Jacky sur le plateau du JJDA, sur IDF1 / Crédits : Frantz Durupt
De bric et de broc
Ok, on le voit encore à la télé. Sur la TNT francilienne, tout au fond sur votre télécommande, canal 32. Le JJDA, même dans le genre trucs à part, c’est à part. Après l’interview, on suit Jacky, qui a revêtu un pantalon orange et une veste assortie et couverte de LEDs, jusqu’au plateau de l’émission : en fait un studio de bric et de broc posé dans un couloir ouvert aux quatre vents, où passent régulièrement des employés de la boîte. Ca fait huit ans que l’émission a été lancée. Description par Jacky :
« Comme on n’avait pas tellement d’argent sur IDF1, on s’est dit « On va faire une émission un peu kitsch ». Pas cheap, mais kitsch. Ça rappelle les années 80, les débuts de la FM, les premières émissions un peu artisanales où on ne filtrait pas, c’est à dire que tout le monde peut appeler. »
Et en effet, quand on appelle le 32 67 (« 1,35 € / appel + 0,34€ / min, hors surcoût éventuel de l’opérateur »), c’est Jacky qui décroche directement, sans intermédiaire. C’est d’ailleurs ainsi que StreetPress l’a contacté. Deuxième coup de fil ce mardi : Robert. Le type se dit « proxénète », vivant dans le 17e arrondissement de Paris. Apparemment, ce n’est pas son premier passage à l’antenne. Il demande à Jacky :
« Qu’est-ce que tu fais au bois de Boulogne à minuit ? »
« Je te l’ai déjà dit, je fais mon jogging », répond Jacky, visiblement pas mal à l’aise.
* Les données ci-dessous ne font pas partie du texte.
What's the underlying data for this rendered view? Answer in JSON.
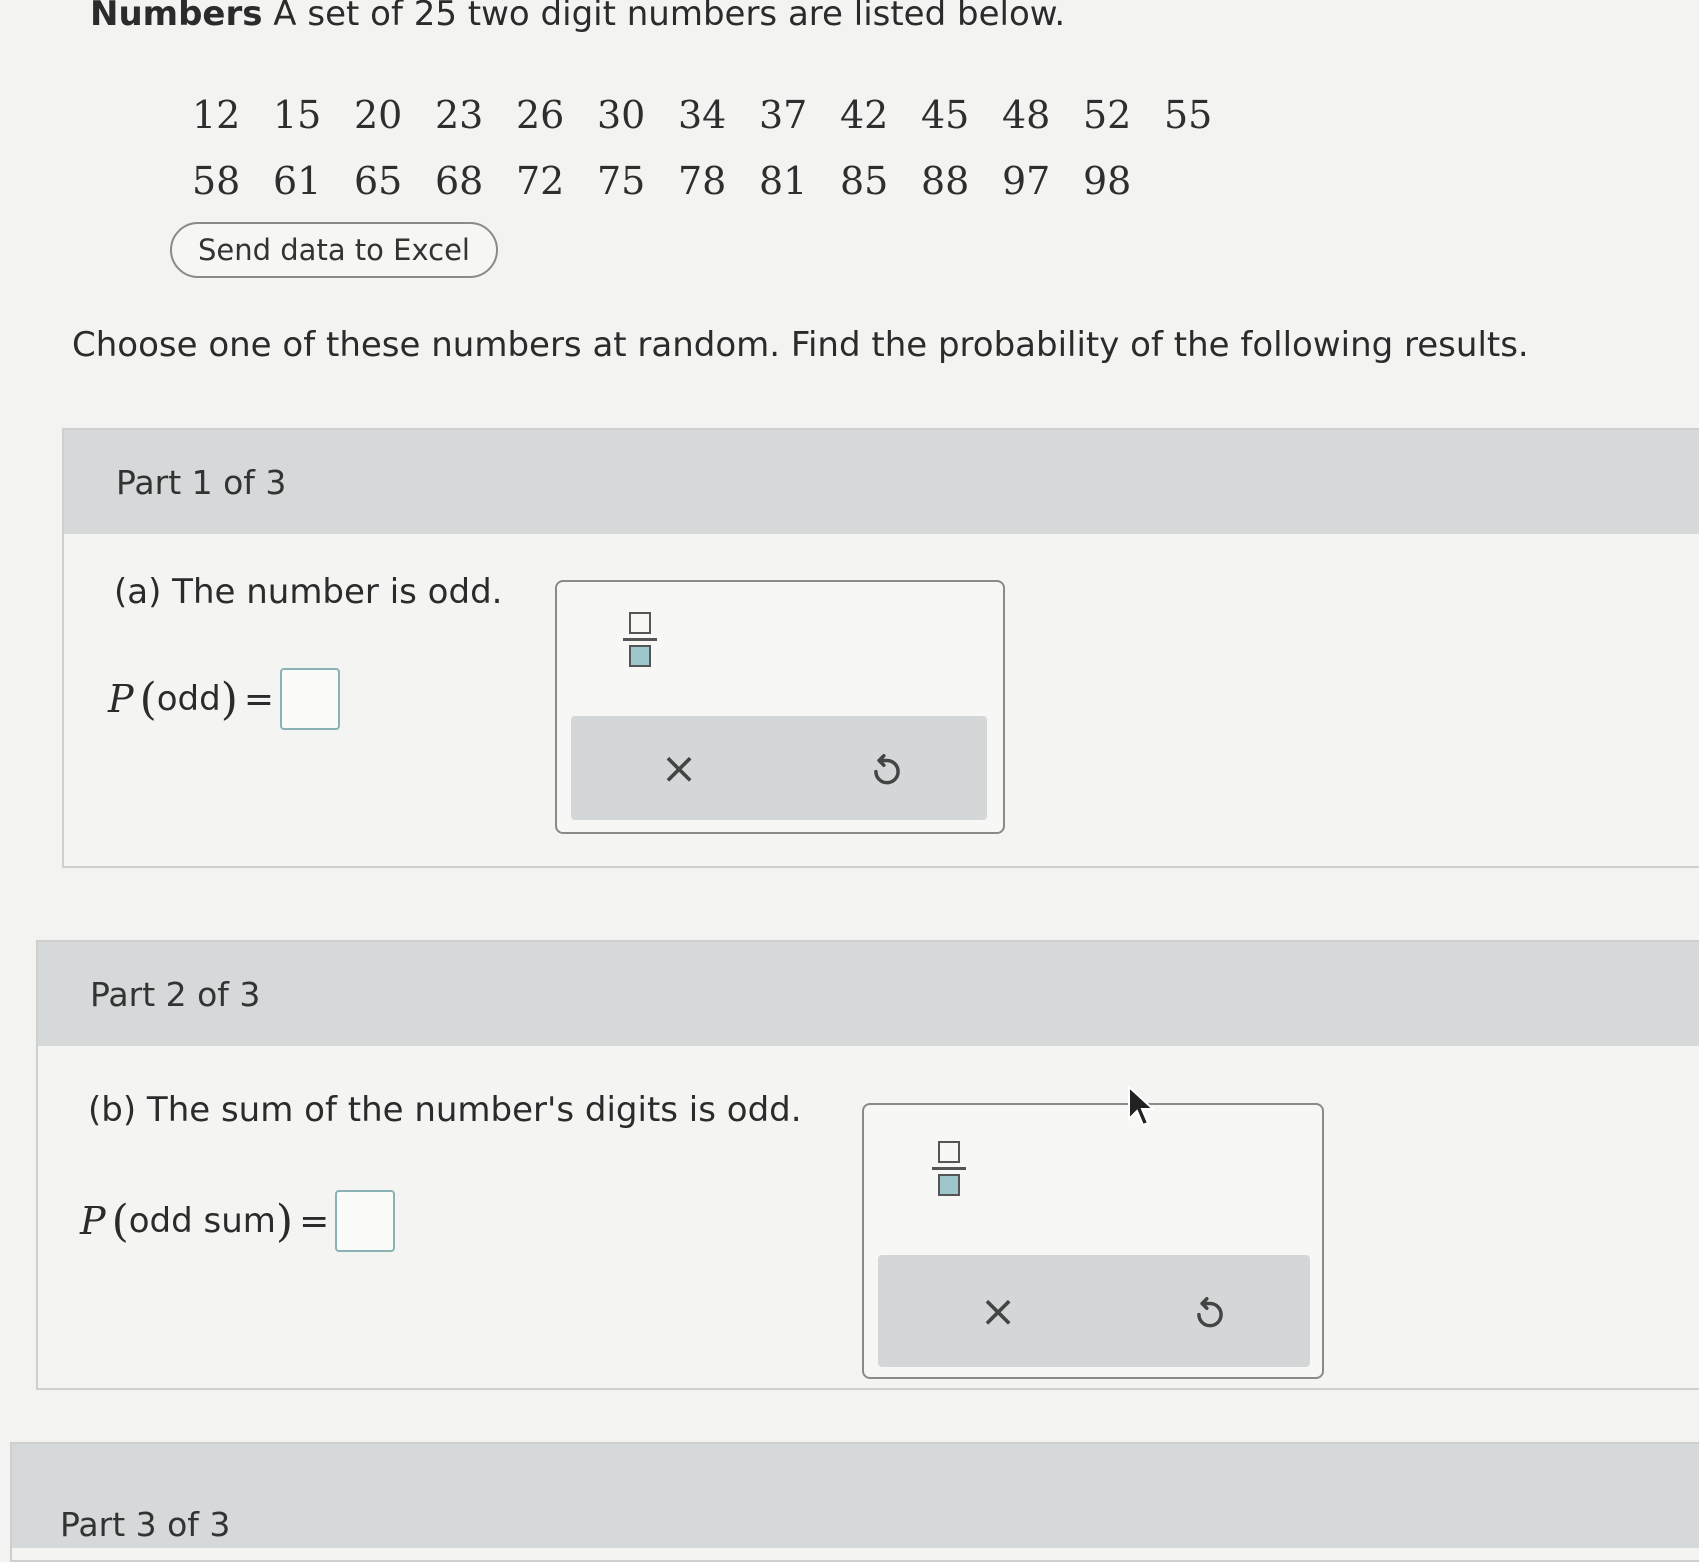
{
  "header": {
    "bold_label": "Numbers",
    "intro_text": " A set of 25 two digit numbers are listed below."
  },
  "numbers": {
    "row1": [
      "12",
      "15",
      "20",
      "23",
      "26",
      "30",
      "34",
      "37",
      "42",
      "45",
      "48",
      "52",
      "55"
    ],
    "row2": [
      "58",
      "61",
      "65",
      "68",
      "72",
      "75",
      "78",
      "81",
      "85",
      "88",
      "97",
      "98"
    ]
  },
  "excel_button": {
    "label": "Send data to Excel"
  },
  "instruction": "Choose one of these numbers at random. Find the probability of the following results.",
  "parts": [
    {
      "header": "Part 1 of 3",
      "question": "(a) The number is odd.",
      "prob_var": "P",
      "prob_arg": "odd",
      "eq": "="
    },
    {
      "header": "Part 2 of 3",
      "question": "(b) The sum of the number's digits is odd.",
      "prob_var": "P",
      "prob_arg": "odd sum",
      "eq": "="
    },
    {
      "header": "Part 3 of 3"
    }
  ],
  "palette": {
    "clear_symbol": "×",
    "icons": [
      "fraction-icon",
      "close-icon",
      "undo-icon"
    ]
  }
}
Il faut dire qu’il a l’habitude :
« Il y a des gens qui m’insultent, qui profitent de la télévision pour dire des grossièretés car c’est humain. En m’appelant moi, ils se désinhibent complètement. »
47 millions de téléspectateurs
On se demande comment il fait pour meubler une heure d’antenne chaque jour en direct, certes avec au moins un invité. Une de ses astuces est de passer beaucoup de temps à rappeler que son émission est « inculte devenue culte », et que c’est lui, Jacky, qui la présente. Sinon, il appuie toutes les trente secondes sur un clavier qui lance des applaudissements enregistrés. Et elle lui plaît, son émission :
« Qu’on aime ou qu’on aime pas, c’est la seule au monde. C’est une émission qui à mon avis pourrait fonctionner sur d’autres chaînes plus importantes, mais ils le feront pas parce qu’ils ne veulent pas prendre de risque ».
Et peu importent les audiences, il n’en a « aucune idée ». La chaîne est trop confidentielle pour être mesurée par Médiamétrie. Chaque jour donc, il donne les audiences réalisées la veille par les chaînes « préhistoriques », et déduit le total des 65 millions de Français que compte le pays. Lundi 17 novembre, c’était un joli score pour le JJDA : 47.649.089 téléspectateurs.